The way this is worded seems to imply that at most 99 backreferences are allowed. Is this the intent? The sentence I'm referring to is: "The construct \N where N is a single digit is always recognized as a back-reference; if this is followed by further digits, these digits are taken to be part of the back-reference if and only if the resulting number NN is such that the back-reference is preceded by NN or more opening parentheses" Is there any reason to impose a limit of 99? Of course, I can't imagine any real use cases that would need more than 99 backreferences, but why impose an arbitrary limit in the language itself?
The problem with making \11 illegal in the scenario mentioned is that you can't express \1 followed by the literal "1". Wouldn't it just be best to treat \11 as a backreference if there have been 11 closed subexpressions before, otherwise treat it as \1 followed by the literal "1" ?

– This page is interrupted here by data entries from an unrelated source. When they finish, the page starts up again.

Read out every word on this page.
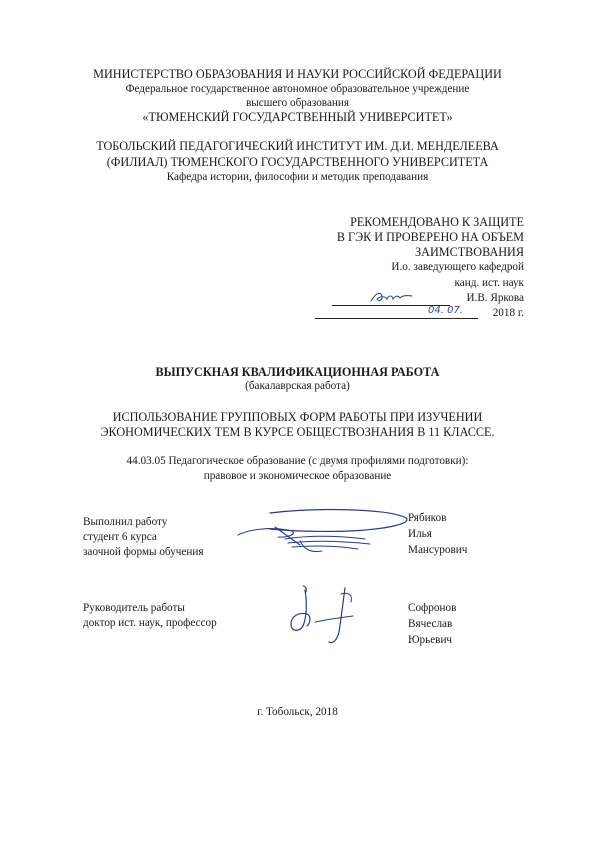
МИНИСТЕРСТВО ОБРАЗОВАНИЯ И НАУКИ РОССИЙСКОЙ ФЕДЕРАЦИИ
Федеральное государственное автономное образовательное учреждение
высшего образования
«ТЮМЕНСКИЙ ГОСУДАРСТВЕННЫЙ УНИВЕРСИТЕТ»
ТОБОЛЬСКИЙ ПЕДАГОГИЧЕСКИЙ ИНСТИТУТ ИМ. Д.И. МЕНДЕЛЕЕВА
(ФИЛИАЛ) ТЮМЕНСКОГО ГОСУДАРСТВЕННОГО УНИВЕРСИТЕТА
Кафедра истории, философии и методик преподавания
РЕКОМЕНДОВАНО К ЗАЩИТЕ
В ГЭК И ПРОВЕРЕНО НА ОБЪЕМ
ЗАИМСТВОВАНИЯ
И.о. заведующего кафедрой
канд. ист. наук
И.В. Яркова
04. 07.	2018 г.
ВЫПУСКНАЯ КВАЛИФИКАЦИОННАЯ РАБОТА
(бакалаврская работа)
ИСПОЛЬЗОВАНИЕ ГРУППОВЫХ ФОРМ РАБОТЫ ПРИ ИЗУЧЕНИИ
ЭКОНОМИЧЕСКИХ ТЕМ В КУРСЕ ОБЩЕСТВОЗНАНИЯ В 11 КЛАССЕ.
44.03.05 Педагогическое образование (с двумя профилями подготовки):
правовое и экономическое образование
Выполнил работу
студент 6 курса
заочной формы обучения
Рябиков
Илья
Мансурович
Руководитель работы
доктор ист. наук, профессор
Софронов
Вячеслав
Юрьевич
г. Тобольск, 2018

>The way this is worded seems to imply that at most 99 backreferences are allowed. Is this the intent? No, this wasn't the intent. NN was intended as a convenient variable-name representing a number of two or more digits. I think if there were a restriction to two digits, we would not rely on this choice of variable-name to say so. >The problem with making \11 illegal Yes, whoever designed this syntax deserves to be shot. But we made a policy decision to be compatible with Perl, warts and all. Michael Kay (personal response) P.S. This bug is marked CLOSED. If you feel there is an issue that the WG needs to address, please either re-open the bug or open a new one. CLOSED bugs don't get onto the agenda.

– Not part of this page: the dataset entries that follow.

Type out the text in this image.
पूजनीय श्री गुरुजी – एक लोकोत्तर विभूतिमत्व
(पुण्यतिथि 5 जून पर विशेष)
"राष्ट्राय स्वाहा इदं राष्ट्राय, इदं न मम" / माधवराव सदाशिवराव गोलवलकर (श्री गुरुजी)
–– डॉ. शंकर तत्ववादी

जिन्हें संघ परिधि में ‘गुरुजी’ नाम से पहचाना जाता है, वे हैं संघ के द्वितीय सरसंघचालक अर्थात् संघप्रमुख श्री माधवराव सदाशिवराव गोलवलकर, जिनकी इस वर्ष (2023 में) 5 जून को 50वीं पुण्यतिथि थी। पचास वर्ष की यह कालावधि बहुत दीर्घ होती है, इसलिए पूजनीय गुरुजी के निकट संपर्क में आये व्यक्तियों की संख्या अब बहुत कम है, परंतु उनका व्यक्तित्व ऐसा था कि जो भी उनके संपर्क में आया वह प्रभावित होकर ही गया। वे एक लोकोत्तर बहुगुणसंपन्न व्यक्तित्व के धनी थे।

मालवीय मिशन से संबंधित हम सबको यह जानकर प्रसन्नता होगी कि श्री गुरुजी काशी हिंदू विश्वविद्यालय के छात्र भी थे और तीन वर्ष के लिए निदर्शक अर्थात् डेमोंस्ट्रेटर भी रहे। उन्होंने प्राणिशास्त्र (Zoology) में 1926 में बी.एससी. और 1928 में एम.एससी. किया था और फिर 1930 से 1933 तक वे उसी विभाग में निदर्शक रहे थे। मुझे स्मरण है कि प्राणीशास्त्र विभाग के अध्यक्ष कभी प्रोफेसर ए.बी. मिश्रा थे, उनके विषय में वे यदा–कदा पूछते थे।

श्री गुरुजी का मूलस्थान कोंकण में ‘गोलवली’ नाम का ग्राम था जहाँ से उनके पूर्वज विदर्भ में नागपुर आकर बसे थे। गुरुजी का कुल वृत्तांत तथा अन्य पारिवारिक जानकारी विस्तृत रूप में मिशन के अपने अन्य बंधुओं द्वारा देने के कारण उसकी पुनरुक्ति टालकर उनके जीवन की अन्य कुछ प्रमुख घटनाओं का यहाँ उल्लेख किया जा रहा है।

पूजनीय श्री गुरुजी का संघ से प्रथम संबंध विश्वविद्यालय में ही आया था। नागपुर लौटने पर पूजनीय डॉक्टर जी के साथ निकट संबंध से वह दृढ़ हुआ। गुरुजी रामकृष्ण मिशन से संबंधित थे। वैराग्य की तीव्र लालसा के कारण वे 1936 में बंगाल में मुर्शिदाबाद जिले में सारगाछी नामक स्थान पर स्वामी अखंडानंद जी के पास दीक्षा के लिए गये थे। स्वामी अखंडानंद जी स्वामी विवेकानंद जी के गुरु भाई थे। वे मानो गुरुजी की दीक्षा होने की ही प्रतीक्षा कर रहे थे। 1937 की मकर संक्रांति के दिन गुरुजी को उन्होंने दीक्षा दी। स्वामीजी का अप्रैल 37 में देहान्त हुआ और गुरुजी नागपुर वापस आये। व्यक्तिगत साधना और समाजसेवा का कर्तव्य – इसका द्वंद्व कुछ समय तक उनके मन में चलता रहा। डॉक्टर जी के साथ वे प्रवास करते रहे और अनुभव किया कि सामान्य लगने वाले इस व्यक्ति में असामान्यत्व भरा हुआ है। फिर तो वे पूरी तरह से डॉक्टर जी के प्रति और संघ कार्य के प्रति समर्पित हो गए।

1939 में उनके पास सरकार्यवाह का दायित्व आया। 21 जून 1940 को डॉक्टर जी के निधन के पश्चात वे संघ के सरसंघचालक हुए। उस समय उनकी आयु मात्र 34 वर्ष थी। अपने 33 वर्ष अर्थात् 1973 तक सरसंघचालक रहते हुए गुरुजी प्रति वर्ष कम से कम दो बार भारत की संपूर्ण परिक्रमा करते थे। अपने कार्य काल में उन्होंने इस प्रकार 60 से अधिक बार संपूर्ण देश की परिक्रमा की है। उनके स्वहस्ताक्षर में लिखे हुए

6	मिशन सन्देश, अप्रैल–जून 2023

> The problem with making \11 illegal in the scenario mentioned is that you > can't express \1 followed by the literal "1". Actually, you can: "(?:\1)1" does exactly that and is the recommended way explained in "Mastering Regular Expressions" by Friedl, to remove the ambiguity. PS: this is no intend to reopen the bug, I just stumbled upon this while working on test case fn-matches-38, which was written in reference to this bug.